I wrote about my Aunt Jo, who died in August, a month or so ago. The day after I heard that she'd passed, I brought this photo in and set it on my desk. That first day, or three, I would tear up every time it caught my eye. Now, it just makes me happy to look at it.

My mom is 32 in this photo, Jo, 41. They're sitting in the grass, barefoot, at what was then their brother's farm, but what had been the farm they lived on as girls. It was in that farmhouse that Jo would kick my 4-year-old mother out of bed and where my mom got pecked in the head by a really mad chicken.

Uncle Bub, Jo's husband, was still living and a within a month or two after this picture was taken, my mom got pregnant with me.

They look so happy here, sisters, barefoot in the grass. I don't know whose motorcycle that is, or whose crazy '70s car. Maybe that chair was there for their grandmother, who would've been about 99 that year. I don't know who took the picture, or what kind of conversation was interrupted when it was snapped. I do know that they look happy and that they were surely sharing secrets. Sisters do that, I'm told. I don't have a sister, never will, but my mother does, and sometimes, that's close enough.

Posted by hannah at 05:03 PM | Comments (1)

Homesick

Sometimes I miss my family so much, it's exhausting. I have a good life here, and good friends, but there is no compensating for the safety and love of family. The last half of 2005 hasn't been easy. (Scratch that, it's been flat out hard.) Not for any particular reason, growing pains I guess, and being apart from them, from the only people in the world who care about me down to my soul, it's difficult.

The first year I lived in Atlanta, the year of waiting tables and job searching and empty pockets, I questioned my decision to up and quit my steady job and move 550 miles away. But even on days when I had to work a double and smelled like Ranch dressing and beer, I was still sure that I'd made the right choice. I felt a rock solid certainty that God had led me to this city at that time in my life. I believe that now too (most days), but there are moments when I wonder WHAT in the world I am doing all the way down here.

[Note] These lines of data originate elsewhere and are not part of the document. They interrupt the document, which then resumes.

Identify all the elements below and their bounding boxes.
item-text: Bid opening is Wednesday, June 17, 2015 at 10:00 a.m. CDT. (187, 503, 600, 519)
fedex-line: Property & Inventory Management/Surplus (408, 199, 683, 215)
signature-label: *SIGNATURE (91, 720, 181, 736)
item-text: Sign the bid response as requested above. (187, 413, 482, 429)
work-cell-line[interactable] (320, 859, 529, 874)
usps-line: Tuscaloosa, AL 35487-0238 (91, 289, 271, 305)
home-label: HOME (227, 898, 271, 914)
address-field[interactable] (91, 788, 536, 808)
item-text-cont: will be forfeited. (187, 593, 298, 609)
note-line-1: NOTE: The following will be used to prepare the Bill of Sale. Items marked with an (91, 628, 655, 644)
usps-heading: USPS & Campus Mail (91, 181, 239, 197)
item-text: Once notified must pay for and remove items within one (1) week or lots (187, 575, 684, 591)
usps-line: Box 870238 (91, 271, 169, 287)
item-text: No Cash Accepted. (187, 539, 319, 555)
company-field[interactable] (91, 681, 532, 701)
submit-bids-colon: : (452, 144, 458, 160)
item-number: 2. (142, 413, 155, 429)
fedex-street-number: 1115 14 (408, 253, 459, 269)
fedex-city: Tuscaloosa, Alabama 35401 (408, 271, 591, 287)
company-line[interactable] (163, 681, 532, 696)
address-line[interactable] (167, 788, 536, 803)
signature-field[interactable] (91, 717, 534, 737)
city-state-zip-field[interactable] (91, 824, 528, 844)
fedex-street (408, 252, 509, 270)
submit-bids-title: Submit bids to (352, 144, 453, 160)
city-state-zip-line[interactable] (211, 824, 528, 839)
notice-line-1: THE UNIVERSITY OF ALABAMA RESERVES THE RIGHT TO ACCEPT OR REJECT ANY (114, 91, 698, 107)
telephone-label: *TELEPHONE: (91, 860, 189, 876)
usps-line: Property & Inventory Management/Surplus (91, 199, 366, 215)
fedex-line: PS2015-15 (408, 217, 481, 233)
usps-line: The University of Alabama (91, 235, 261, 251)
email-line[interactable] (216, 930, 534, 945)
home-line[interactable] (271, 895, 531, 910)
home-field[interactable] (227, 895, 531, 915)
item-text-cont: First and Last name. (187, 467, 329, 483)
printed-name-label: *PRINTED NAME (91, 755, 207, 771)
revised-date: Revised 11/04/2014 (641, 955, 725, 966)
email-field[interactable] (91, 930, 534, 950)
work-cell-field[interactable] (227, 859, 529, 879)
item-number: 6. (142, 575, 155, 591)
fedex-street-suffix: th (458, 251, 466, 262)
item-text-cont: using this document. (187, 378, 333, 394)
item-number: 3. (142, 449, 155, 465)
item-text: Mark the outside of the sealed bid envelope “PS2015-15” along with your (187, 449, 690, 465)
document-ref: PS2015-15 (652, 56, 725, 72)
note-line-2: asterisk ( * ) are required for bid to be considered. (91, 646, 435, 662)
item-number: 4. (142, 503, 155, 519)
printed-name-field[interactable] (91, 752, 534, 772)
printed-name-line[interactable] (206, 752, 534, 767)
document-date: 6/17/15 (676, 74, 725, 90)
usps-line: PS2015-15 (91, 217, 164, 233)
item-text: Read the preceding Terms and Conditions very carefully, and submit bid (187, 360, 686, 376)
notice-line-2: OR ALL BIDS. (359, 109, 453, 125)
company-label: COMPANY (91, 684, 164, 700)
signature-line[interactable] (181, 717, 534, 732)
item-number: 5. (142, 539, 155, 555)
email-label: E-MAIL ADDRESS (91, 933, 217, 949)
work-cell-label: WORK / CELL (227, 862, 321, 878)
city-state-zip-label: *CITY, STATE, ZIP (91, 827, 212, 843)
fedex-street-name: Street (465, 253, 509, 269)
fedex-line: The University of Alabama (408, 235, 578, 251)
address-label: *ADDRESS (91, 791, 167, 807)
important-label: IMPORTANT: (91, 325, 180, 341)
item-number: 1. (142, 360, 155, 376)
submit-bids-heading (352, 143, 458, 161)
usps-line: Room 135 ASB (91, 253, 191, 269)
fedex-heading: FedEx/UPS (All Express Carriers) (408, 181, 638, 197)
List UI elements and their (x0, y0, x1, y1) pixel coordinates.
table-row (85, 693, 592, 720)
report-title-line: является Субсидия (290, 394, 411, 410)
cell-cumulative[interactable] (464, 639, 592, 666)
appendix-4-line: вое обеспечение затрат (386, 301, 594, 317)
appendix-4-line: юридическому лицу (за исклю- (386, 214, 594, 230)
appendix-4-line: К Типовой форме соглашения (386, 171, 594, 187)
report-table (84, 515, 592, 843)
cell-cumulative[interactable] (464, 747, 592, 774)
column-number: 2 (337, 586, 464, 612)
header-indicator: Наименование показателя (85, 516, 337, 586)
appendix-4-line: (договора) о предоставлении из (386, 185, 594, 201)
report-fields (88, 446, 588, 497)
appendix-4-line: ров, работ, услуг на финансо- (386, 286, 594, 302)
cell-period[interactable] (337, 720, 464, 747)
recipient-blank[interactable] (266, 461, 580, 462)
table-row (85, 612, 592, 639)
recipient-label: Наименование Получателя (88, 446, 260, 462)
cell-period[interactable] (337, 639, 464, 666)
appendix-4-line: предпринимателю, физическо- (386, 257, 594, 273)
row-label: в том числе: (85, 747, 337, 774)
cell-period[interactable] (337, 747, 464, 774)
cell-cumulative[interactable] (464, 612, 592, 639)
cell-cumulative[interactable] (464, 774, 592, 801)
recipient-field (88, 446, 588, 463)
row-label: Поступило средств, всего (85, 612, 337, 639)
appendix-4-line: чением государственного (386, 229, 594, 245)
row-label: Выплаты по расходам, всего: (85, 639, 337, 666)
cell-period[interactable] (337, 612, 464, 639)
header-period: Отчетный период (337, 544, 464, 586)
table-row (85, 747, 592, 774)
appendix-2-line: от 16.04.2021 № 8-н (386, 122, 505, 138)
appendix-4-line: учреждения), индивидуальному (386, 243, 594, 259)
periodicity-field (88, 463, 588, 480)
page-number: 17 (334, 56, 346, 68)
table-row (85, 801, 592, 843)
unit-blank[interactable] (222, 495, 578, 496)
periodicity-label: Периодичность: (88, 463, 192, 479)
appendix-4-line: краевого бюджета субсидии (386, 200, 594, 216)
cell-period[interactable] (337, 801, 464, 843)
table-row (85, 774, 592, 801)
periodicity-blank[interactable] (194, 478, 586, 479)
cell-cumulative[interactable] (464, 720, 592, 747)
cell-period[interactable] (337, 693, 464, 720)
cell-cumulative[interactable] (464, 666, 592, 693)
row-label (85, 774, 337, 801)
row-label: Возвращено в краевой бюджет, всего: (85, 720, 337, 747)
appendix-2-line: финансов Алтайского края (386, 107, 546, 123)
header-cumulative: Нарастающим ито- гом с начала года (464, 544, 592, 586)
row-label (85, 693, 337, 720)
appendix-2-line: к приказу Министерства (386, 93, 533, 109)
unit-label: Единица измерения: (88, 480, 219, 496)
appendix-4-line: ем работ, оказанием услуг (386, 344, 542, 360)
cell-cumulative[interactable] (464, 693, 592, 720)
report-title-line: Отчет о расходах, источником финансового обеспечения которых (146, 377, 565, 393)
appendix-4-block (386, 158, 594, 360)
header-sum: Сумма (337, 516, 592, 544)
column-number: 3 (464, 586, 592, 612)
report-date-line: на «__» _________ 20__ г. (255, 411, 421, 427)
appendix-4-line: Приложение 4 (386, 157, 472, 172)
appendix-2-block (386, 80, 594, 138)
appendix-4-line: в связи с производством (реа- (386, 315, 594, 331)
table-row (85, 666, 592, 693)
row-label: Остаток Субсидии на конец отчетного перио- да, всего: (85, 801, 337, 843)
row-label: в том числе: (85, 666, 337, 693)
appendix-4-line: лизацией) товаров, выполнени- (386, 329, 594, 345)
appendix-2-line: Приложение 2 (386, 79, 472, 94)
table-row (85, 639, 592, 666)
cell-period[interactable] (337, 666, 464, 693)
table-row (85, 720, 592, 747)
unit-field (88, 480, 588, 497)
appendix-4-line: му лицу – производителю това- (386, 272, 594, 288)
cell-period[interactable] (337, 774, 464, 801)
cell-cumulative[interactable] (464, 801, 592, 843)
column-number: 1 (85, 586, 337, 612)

Sometimes I feel like I accomplished what I set out to do: I led a single life in a single-friendly city. I took risks and made friends and found a job and men to date. I joined organizations and branched out and learned new skills and tough lessons. I wouldn't trade the Atlanta friends I've made for anything, but a lot of the time I feel like I've done enough. I made good memories, filled some scrapbooks, and now I can go home.

It's weird to think of Ohio as my home, as most of the time I lived there I resisted it in full, but when I think of the land, of the soybean fields and white farm houses and the fact that even now, almost six years after his death, my Papa's caps are still hanging on the hat rack, I want to fall on my knees and crawl back.
I want to praise God for giving me such a family and beg His forgiveness for moving away from them.

But I know it's just a phase and that I'm tied here now - I own a house and I've finally, finally found a church I can call home. I would miss my friends terribly. But I still miss my mother more.